J’étais en poste au tout début, pendant 9 mois sous l’égide d’un chef d’État qui était, lui, aux affaires principalement. Au Mali, le Premier ministre est un outil du président. Pour résumer, si ce dernier et son chef de gouvernement ne sont pas d’accord, les projets ne se font pas, tout simplement. Je dirai que j’ai manqué et de temps et de possibilités, je n’avais pas de marge de manœuvre pour faire tout ce que je voulais faire. C’était il y a 7 ans ou 6 ans. Je pense qu’il faut ouvrir une nouvelle page avec un rajeunissement de la classe politique ainsi que des forces de sécurité et de défense avec un nouvel état d’esprit pour remettre le Mali sur le droit chemin. Nous avons un grand défi, mais je pense que nous allons tous réussir.

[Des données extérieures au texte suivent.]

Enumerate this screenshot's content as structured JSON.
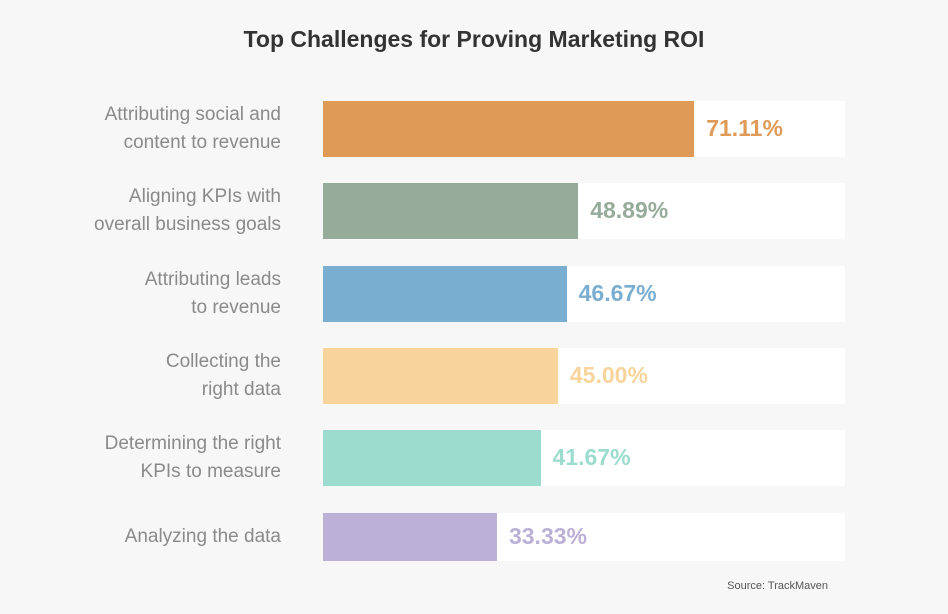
{
  "chart_data": {
    "type": "bar",
    "orientation": "horizontal",
    "title": "Top Challenges for Proving Marketing ROI",
    "categories": [
      [
        "Attributing social and",
        "content to revenue"
      ],
      [
        "Aligning KPIs with",
        "overall business goals"
      ],
      [
        "Attributing leads",
        "to revenue"
      ],
      [
        "Collecting the",
        "right data"
      ],
      [
        "Determining the right",
        "KPIs to measure"
      ],
      [
        "Analyzing the data"
      ]
    ],
    "values": [
      71.11,
      48.89,
      46.67,
      45.0,
      41.67,
      33.33
    ],
    "value_labels": [
      "71.11%",
      "48.89%",
      "46.67%",
      "45.00%",
      "41.67%",
      "33.33%"
    ],
    "colors": [
      "#de9a56",
      "#97ab9a",
      "#7aaed0",
      "#f8d49c",
      "#9bdccf",
      "#bcb0d6"
    ],
    "xlim": [
      0,
      100
    ],
    "grid": false,
    "source": "Source: TrackMaven"
  }
}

Le Mali n’en a donc peut-être pas fini avec les coups d’État…
Je le concède, un quatrième coup d’État en 60 ans d’indépendance, avec un 4e président qui est renversé sur les cinq que nous avons eus, c’est un triste record pour le Mali. Ce qui vient de se passer au Mali est une défaite pour nous tous. Les facteurs propices à ce coup d’État étaient présents depuis des mois, voire des années. Sous cet angle, le coup d’État devient une conséquence et non la cause de l’instabilité. Nous devons maintenant nous pencher sur ces facteurs, les identifier et les combattre.
Qu’est-ce que cela dit des institutions du pays ?
Il faut des institutions plus fortes qui permettent d’assurer une gestion vertueuse du pouvoir avec peut-être des dispositifs pour obliger le président élu à tenir compte des critiques. On peut à l’avenir penser à mettre en place des textes institutionnels pour démettre un président sans justement passer par cette phase de coup d’État. Tout ça passe par la bonne gouvernance. Le Mali est justement en train de s’inventer un nouveau destin, cette question sera au cœur des discussions.
Dans ce destin qu’est en train de réaliser le Mali, quelle place auront les leaders religieux comme l’imam Dicko ?
L’imam Dicko l’a déjà dit, il retourne dans sa mosquée, s’occuper de ses fidèles, comme il l’a toujours fait. Mahmoud Dicko tout comme les autres religieux de manière générale sont des thermomètres, c’est-à-dire que quand la situation est mauvaise, ils ont toute la latitude pour s’exprimer, et ça a toujours été comme ça. C’est au président d’être exemplaire, de travailler dans l’intérêt du peuple. Je peux vous assurer que si le président va dans ce sens, les imams resteront dans leurs mosquées, l’imam Dicko compris.